The Incredible (and True) Story of Y.B. Lee

In 1980, Doosan Machine Tools sold its first machine in the United States. It was only the second CNC machine we built; an A20N with a 10-inch chuck and FANUC 6T control. It went to a shop in a suburb of Beaumont, Texas, a tiny town of 1,300 people, one motel and one restaurant—a chicken shack.

The machine needed service, and Beaumont was thousands of miles away from our factory. We weren’t sure what the problem was, all we knew was we needed someone to fix it. So a conversation was had at our Korean HQ: Who’s our best guy? The most well rounded employee who knew programming, machine construction and more.

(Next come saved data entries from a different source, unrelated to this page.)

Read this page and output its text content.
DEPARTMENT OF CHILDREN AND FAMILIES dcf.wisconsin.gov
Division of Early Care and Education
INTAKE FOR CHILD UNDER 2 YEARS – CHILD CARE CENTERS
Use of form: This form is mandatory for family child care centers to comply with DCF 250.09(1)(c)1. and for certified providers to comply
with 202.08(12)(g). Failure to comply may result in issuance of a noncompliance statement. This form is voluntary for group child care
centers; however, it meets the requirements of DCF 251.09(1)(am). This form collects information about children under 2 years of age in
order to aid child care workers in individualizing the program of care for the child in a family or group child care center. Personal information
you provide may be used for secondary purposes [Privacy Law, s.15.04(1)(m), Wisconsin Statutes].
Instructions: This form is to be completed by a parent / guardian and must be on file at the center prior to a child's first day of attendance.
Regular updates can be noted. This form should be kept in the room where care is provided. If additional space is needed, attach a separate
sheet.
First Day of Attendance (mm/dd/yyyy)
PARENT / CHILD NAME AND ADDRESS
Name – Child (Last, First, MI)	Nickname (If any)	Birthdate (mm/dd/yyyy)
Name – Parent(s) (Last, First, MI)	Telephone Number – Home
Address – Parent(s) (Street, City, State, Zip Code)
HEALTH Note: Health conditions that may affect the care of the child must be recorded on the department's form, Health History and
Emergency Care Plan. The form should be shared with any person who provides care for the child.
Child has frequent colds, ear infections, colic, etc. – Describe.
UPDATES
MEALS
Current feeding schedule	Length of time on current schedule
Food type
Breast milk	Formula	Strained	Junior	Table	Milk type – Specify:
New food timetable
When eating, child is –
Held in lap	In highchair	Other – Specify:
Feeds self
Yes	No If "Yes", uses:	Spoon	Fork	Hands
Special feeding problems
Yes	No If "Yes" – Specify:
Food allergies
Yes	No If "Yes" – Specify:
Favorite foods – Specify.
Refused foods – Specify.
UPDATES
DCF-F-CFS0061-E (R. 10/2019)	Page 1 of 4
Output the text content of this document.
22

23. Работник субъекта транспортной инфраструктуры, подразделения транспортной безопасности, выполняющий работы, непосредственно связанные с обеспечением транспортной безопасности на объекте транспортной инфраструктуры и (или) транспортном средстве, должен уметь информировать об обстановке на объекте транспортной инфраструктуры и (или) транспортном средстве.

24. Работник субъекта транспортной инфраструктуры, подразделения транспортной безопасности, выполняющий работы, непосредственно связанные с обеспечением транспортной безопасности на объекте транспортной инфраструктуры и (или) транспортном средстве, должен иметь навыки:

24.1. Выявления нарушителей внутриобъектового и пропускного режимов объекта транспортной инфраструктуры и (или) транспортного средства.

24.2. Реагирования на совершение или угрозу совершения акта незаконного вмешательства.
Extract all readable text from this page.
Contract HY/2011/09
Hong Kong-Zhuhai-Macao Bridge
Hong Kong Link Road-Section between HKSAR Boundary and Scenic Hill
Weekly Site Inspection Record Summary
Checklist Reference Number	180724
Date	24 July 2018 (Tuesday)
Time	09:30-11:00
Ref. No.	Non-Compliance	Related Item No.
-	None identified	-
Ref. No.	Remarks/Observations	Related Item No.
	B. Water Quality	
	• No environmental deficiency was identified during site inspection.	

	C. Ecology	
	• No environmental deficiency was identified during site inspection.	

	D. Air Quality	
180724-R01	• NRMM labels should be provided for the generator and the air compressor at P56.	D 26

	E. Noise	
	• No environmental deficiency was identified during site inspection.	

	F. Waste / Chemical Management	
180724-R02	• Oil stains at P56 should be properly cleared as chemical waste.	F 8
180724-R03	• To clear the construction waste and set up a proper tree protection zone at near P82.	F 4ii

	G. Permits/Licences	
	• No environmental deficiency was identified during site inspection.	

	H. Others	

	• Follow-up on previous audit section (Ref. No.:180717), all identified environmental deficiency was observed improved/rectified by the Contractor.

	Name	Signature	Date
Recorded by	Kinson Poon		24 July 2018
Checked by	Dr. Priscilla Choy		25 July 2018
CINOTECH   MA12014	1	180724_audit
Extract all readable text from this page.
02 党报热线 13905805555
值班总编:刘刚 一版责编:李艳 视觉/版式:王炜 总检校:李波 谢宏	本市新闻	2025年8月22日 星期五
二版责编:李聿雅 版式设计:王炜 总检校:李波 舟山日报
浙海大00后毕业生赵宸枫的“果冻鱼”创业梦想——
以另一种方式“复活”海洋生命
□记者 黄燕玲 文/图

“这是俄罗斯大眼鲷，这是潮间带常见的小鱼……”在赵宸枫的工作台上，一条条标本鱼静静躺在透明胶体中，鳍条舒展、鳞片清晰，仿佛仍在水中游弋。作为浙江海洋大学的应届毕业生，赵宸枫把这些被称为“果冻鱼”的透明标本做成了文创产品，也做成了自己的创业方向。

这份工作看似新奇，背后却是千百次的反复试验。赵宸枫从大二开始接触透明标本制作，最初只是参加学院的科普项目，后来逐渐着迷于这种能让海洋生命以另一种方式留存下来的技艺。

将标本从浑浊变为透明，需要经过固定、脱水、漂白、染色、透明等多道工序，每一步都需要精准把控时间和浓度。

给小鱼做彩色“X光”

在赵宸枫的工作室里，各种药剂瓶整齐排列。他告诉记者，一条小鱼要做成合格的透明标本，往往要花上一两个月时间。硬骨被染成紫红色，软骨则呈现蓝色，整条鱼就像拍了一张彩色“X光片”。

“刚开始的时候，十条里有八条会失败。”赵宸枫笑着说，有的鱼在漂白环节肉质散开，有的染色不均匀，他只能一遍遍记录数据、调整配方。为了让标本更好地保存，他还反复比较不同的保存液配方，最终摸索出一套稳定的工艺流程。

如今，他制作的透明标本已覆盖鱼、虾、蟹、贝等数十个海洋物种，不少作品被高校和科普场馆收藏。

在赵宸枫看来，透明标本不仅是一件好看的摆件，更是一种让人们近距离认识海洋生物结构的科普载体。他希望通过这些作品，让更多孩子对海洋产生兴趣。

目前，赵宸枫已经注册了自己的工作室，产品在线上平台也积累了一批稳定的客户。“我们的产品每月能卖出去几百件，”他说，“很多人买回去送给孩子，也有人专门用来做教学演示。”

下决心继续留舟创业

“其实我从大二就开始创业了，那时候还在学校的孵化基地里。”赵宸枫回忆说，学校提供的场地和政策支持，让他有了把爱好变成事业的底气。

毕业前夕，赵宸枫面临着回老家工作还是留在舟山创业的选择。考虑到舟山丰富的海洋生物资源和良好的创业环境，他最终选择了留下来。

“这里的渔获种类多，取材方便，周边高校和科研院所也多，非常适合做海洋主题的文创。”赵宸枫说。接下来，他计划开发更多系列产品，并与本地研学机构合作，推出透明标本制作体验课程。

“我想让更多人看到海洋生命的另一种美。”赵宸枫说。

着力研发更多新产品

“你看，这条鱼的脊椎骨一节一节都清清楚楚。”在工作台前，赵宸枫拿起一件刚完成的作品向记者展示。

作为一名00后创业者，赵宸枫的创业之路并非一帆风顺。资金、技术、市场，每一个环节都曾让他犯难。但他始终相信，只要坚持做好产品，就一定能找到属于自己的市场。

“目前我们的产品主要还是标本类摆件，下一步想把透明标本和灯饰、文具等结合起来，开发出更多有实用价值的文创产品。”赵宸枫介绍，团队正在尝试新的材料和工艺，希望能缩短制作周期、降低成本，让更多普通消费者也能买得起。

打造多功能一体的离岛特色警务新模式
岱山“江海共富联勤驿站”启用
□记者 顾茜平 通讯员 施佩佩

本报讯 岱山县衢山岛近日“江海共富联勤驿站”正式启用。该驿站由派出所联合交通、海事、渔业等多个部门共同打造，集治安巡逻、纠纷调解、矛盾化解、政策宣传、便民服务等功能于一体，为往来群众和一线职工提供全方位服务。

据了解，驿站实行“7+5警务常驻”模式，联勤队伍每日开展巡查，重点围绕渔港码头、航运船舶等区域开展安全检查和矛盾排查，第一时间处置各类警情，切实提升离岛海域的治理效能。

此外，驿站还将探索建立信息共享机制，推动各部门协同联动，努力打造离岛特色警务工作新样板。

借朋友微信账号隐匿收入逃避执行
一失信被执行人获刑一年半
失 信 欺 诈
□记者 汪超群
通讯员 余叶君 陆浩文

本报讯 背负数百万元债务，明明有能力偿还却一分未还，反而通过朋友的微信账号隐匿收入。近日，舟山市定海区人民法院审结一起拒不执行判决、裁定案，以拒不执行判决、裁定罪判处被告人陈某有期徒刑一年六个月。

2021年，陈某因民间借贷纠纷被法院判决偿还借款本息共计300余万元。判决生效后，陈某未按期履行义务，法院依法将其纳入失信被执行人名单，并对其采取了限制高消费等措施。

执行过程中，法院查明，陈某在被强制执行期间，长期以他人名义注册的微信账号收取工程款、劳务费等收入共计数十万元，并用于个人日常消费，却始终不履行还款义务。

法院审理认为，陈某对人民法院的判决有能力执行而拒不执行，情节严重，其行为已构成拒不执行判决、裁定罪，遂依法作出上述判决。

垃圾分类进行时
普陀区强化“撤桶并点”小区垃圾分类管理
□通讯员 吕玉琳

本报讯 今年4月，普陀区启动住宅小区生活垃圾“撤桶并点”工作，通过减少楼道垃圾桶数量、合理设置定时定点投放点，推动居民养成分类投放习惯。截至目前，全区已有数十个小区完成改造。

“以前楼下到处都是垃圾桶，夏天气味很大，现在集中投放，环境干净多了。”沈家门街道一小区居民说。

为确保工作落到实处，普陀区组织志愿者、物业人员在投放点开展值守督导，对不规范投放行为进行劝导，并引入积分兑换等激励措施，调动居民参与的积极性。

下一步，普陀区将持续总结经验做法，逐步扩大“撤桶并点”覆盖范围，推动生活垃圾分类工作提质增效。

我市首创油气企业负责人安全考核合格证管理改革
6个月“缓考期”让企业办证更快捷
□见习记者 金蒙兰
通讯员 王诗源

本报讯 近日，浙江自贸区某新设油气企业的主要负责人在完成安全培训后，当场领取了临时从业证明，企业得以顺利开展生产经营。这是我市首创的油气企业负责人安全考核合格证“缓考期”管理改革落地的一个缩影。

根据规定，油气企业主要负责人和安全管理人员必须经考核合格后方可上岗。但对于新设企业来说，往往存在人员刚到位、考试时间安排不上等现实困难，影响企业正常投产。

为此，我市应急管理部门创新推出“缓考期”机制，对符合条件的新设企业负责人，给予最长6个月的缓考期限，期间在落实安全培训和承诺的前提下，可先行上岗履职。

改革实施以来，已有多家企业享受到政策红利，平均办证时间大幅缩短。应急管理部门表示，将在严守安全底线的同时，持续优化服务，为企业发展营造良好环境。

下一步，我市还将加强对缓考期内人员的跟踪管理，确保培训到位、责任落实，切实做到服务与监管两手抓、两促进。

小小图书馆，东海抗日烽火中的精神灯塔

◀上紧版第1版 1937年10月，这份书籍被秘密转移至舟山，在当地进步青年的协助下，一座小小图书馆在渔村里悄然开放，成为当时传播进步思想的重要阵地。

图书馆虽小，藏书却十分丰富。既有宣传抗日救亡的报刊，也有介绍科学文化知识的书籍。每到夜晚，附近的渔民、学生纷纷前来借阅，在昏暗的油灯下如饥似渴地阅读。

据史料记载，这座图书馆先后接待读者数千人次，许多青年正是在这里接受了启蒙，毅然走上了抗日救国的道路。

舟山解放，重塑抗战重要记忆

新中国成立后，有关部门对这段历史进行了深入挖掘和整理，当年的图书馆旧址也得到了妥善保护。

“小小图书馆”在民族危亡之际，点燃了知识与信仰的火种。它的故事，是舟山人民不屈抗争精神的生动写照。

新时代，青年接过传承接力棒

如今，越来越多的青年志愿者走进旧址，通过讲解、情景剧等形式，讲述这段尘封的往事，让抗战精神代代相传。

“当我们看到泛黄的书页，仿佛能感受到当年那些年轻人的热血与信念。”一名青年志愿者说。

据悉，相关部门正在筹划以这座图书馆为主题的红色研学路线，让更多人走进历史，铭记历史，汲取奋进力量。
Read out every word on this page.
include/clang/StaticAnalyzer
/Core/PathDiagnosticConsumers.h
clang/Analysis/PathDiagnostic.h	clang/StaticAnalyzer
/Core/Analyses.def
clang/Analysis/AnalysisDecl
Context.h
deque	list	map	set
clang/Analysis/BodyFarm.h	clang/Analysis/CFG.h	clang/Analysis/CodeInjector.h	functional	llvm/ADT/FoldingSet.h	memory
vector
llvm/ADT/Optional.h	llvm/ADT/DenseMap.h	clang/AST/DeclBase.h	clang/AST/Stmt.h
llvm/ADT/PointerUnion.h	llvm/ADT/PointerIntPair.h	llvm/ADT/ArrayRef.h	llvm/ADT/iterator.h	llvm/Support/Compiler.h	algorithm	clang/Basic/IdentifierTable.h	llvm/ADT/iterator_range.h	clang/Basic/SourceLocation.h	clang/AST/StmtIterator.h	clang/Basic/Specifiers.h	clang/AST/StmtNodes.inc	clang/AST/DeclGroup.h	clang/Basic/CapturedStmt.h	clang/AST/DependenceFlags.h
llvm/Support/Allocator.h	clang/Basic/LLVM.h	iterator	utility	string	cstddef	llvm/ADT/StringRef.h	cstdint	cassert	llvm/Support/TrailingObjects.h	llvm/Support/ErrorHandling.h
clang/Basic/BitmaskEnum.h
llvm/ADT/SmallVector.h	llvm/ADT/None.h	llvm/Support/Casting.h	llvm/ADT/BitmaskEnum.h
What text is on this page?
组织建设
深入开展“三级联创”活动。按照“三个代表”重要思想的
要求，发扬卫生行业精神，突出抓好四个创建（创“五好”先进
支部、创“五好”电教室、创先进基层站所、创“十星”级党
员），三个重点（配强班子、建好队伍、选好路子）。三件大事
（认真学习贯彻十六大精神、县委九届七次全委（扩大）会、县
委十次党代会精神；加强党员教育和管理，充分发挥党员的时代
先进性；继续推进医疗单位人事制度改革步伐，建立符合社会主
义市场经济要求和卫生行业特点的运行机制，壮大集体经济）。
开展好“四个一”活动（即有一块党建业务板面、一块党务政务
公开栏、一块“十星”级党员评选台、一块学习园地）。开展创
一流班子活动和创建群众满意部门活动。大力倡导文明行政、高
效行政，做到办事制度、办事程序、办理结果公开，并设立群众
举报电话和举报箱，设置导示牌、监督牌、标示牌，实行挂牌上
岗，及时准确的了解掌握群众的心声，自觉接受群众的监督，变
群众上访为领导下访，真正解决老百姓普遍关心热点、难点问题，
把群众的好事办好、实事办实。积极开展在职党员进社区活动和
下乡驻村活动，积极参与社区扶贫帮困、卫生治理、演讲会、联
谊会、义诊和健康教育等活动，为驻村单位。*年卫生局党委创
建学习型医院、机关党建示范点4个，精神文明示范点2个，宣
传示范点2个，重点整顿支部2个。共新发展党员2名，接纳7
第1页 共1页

The answer was Y.B. Lee. Four decades later, he’s still in the States, and still an integral component of Doosan.

That initial time in the U.S. wasn’t easy for Y.B. He was far from home in a small Texas town, so there wasn’t much to do besides work on the machine and eat chicken wings.

The machine’s ballscrews were identified as the cause of the problem. They made a lot of noise, and Y.B. worked hard on a fix. When he had a break, he had a daily routine: grab some fried chicken from the only restaurant in town, sit at the same spot on top of a hill, and add to an ever-increasing chicken bone pile.

Y.B. also developed a friendly relationship with his customer, even eating dinner at the owner’s home. After the ballscrews were repaired, they were totally satisfied with the performance of their machine. They cut a check and Y.B. was on his way, ready to add to Doosan’s reputation in the States.

Along with the check, Y.B. also collected a few lessons. Namely, how important it is to be customer-focused. He learned how crucial it is to put yourself in someone else’s shoes and to learn their pain points, a lesson that is still with him 37 years later.

Y.B. lives in New Jersey today, and his experiences in Texas serve him well in his current role as the VP of Customer Support at Doosan. He’s a key resource for Doosan Machine Tools globally, sitting on our board of directors and heading up our Global Task Force. The group meets twice each year to discuss R&D, service, quality control and more.

We’re thankful we’ve had him all this time. The traits he displayed in Texas in 1980 are ones we believe in to this day: work ethic, dedication and a desire to make sure customers are happy and productive.

He’s practically a textbook when it comes to Doosan machines and their applications, service, spare parts and systems. And of course, fried chicken.